When asked about her overall interest in Bengal based on her body of works and whether it is particularly the history of Bengal or the women of Bengal, she said, "I have never lived in Bengal. I was born in Delhi, my parents moved to Delhi in the 1930s prior to independence. However, my father believed that independence was around the corner and the children, the first generation of independent India who would be the first doctors-lawyers-academics and so on - needed a very good ground in English, as it would obviously be used as the main language. So we were sent to public schools, convents, etc. This is how English became my first language. That being said, both of my parents were influenced by the Bengal Renaissance and its aftermath, and they were passionately involved with Bengal. They felt that they should know their roots. So we were taught the fundamentals of Bangla; we were encouraged to read lots of books, taught Rabindra Sangeet, and told about all the great aspects and achievements of Bengal - so we ended up having a kind of dual identity. One was our cosmopolitan Indian identity, on the other hand - a strong Bengali identity was also cultivated. I have not read Bangla in any institutions but through books, and through the process, Bengal became more important than India to me, through my love of reading, history, music, architecture, literature, and so on. That is why I began my writing with translation, then I pursued creative writing."
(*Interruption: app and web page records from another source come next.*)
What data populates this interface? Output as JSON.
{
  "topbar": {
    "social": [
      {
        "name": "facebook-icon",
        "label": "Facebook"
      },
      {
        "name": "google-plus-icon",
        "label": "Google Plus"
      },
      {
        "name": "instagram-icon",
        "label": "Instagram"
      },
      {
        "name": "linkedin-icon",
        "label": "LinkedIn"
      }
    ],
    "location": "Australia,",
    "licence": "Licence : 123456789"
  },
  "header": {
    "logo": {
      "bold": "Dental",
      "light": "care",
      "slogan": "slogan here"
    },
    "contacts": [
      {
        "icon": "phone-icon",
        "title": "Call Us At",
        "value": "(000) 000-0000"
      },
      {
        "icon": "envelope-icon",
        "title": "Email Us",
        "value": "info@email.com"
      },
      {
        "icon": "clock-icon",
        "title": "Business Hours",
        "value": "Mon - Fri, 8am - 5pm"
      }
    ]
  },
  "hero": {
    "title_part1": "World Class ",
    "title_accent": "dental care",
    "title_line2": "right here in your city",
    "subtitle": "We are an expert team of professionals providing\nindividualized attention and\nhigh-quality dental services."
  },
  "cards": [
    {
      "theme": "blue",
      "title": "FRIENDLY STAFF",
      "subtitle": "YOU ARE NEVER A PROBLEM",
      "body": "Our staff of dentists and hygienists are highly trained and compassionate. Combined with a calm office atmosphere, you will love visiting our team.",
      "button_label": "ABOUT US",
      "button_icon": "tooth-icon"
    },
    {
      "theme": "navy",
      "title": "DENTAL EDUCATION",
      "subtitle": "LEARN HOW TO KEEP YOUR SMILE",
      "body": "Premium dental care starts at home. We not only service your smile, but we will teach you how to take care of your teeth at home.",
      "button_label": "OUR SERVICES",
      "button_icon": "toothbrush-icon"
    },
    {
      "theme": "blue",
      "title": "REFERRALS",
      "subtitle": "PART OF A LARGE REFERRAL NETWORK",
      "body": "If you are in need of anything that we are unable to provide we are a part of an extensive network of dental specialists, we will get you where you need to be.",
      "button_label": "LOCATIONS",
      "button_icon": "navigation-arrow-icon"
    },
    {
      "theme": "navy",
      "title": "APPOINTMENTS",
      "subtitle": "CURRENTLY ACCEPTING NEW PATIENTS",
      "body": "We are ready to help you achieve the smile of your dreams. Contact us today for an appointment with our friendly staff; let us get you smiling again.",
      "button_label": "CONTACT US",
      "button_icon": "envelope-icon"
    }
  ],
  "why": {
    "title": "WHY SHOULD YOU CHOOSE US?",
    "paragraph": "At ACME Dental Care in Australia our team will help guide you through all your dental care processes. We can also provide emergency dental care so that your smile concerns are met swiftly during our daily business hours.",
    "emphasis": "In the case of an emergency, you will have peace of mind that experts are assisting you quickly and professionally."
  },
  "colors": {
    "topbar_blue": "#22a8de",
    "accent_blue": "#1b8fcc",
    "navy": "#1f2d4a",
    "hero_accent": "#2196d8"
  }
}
"About the women of Bengal, my curiosity was about women as their description, their voices, and stories were missing in the stories that we were told. I always thought, weren't their great women in history? I then read and discovered many many great women who contributed a lot to society and developed it. Eventually, I had to narrow down my focus, which ended up with Tagore women."
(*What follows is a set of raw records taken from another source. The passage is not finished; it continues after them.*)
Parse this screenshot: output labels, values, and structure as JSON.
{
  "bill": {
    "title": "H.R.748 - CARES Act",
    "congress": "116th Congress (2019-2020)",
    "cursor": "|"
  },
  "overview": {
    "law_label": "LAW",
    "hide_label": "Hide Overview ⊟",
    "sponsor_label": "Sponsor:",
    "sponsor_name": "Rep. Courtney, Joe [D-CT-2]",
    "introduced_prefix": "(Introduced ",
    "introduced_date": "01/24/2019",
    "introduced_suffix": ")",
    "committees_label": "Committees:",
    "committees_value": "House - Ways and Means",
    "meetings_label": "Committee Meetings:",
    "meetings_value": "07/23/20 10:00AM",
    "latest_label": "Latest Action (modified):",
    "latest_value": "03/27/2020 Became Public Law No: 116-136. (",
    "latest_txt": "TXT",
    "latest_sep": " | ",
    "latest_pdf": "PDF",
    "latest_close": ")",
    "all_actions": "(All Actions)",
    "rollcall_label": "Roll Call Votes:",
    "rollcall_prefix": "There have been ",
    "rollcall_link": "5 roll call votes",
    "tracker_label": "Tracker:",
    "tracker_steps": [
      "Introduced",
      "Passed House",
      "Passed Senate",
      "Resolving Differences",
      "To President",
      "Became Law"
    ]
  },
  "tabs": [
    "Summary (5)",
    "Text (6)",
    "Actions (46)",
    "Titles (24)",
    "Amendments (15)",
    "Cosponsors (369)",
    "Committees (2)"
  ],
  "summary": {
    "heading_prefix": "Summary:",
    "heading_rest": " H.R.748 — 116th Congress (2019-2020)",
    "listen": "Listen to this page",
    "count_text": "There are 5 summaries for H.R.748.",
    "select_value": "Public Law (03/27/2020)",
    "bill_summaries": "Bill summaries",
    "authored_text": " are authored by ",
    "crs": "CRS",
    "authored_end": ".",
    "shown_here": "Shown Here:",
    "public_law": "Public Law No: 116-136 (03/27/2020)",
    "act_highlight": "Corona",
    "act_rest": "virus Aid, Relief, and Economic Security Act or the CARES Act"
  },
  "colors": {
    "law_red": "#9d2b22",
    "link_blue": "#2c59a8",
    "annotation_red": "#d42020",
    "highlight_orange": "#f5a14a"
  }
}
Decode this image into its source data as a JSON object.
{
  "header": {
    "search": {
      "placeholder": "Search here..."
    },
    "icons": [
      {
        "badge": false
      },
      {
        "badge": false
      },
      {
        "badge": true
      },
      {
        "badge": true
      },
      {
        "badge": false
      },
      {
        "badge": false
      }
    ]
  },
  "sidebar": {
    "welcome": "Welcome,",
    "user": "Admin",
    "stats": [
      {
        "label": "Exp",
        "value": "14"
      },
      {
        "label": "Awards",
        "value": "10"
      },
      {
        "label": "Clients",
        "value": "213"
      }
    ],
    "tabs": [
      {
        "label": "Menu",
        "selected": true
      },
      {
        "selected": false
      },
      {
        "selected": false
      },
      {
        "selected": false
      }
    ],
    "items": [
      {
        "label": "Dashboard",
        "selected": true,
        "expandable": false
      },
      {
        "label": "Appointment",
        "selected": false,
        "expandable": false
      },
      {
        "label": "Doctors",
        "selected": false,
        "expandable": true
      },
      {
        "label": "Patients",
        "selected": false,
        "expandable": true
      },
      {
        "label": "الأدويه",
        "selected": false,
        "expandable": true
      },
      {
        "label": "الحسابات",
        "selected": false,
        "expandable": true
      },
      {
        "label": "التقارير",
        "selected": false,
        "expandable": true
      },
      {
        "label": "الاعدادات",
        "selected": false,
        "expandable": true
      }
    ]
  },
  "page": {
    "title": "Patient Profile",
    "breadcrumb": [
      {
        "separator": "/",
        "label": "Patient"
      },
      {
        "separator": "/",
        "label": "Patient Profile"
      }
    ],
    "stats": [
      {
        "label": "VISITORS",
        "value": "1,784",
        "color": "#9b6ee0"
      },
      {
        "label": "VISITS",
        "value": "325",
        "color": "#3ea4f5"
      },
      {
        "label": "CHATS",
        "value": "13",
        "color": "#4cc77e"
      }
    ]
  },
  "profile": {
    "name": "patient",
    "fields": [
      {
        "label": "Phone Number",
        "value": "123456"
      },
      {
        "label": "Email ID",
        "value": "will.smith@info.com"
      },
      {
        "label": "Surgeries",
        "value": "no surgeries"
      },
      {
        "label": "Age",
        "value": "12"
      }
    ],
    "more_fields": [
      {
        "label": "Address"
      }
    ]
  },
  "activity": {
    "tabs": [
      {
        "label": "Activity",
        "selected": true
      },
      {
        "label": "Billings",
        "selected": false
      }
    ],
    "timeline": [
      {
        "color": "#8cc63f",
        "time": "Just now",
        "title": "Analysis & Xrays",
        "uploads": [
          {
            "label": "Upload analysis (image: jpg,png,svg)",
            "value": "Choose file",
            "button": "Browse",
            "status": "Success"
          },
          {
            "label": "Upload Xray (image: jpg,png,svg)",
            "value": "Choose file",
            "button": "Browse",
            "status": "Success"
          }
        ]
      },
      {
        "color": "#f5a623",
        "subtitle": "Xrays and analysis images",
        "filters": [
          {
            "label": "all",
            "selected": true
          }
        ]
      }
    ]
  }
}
"My translations of Rabindranath Tagore or Sunil actually helped my creative writing in Bangla. I just recently visited the Joydebpur palace but I frequently visited Bangladesh for the Dhaka Lit Fest over the years, never really staying more than 5-6 days. However, I read a lot of Bangla and Bangladesh. The book of author Prafulla Roy on refugee life, such as 'Keya Patar Nauko' and there are four books by this writer, all are amazing examples of refugee literature."
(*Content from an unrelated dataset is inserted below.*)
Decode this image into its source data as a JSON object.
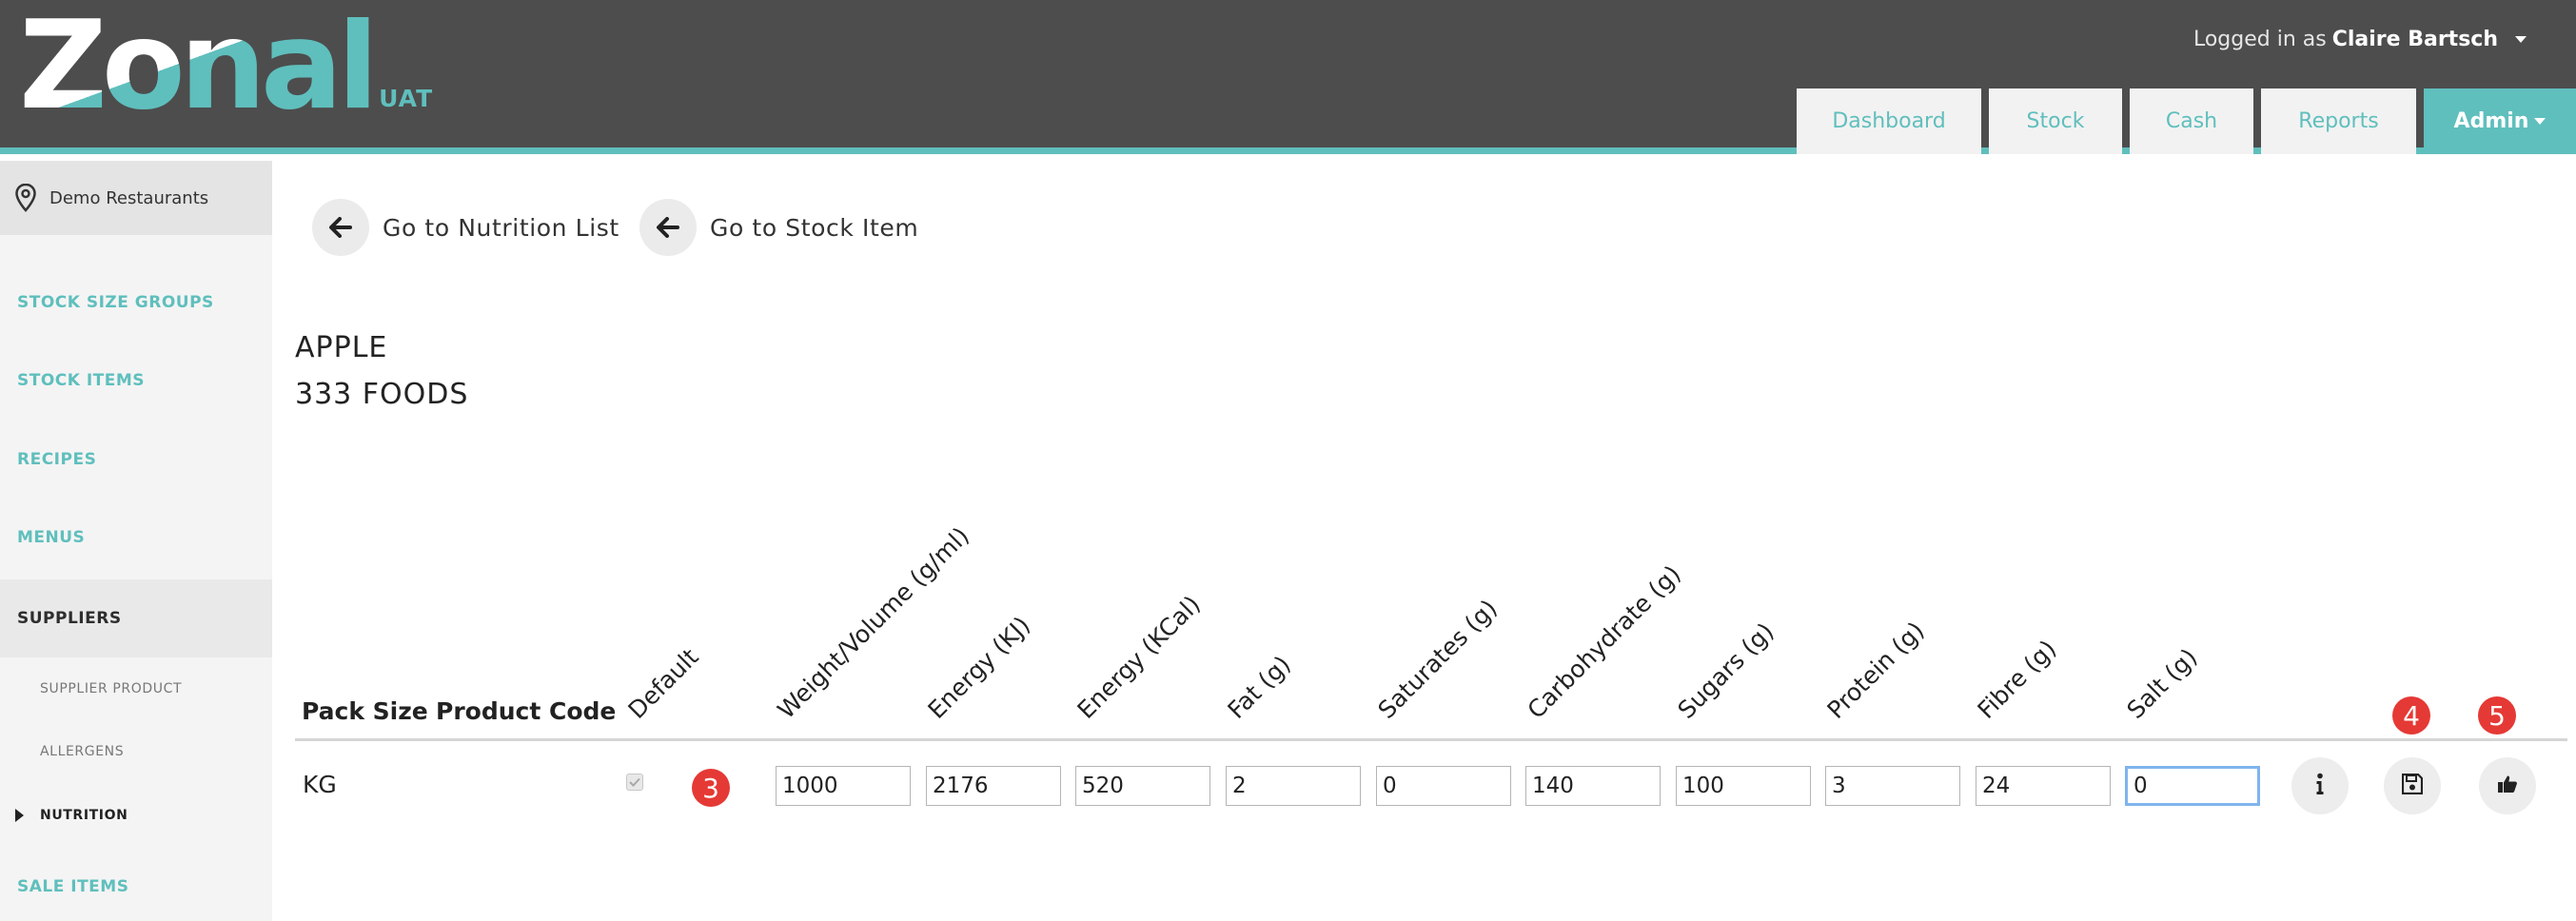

Concluding the conversation besides mentioning several of the cultural ties between states like Lucknow and West Bengal and Bangladesh, as well as religious and cultural ties between the people in the subcontinent - Aruna Chakravarti said that her love for Bengal is deeply rooted. "I have a very emotional and imaginative journey with Bangladesh - not because of my living here, but through the readings, the literature, the culture."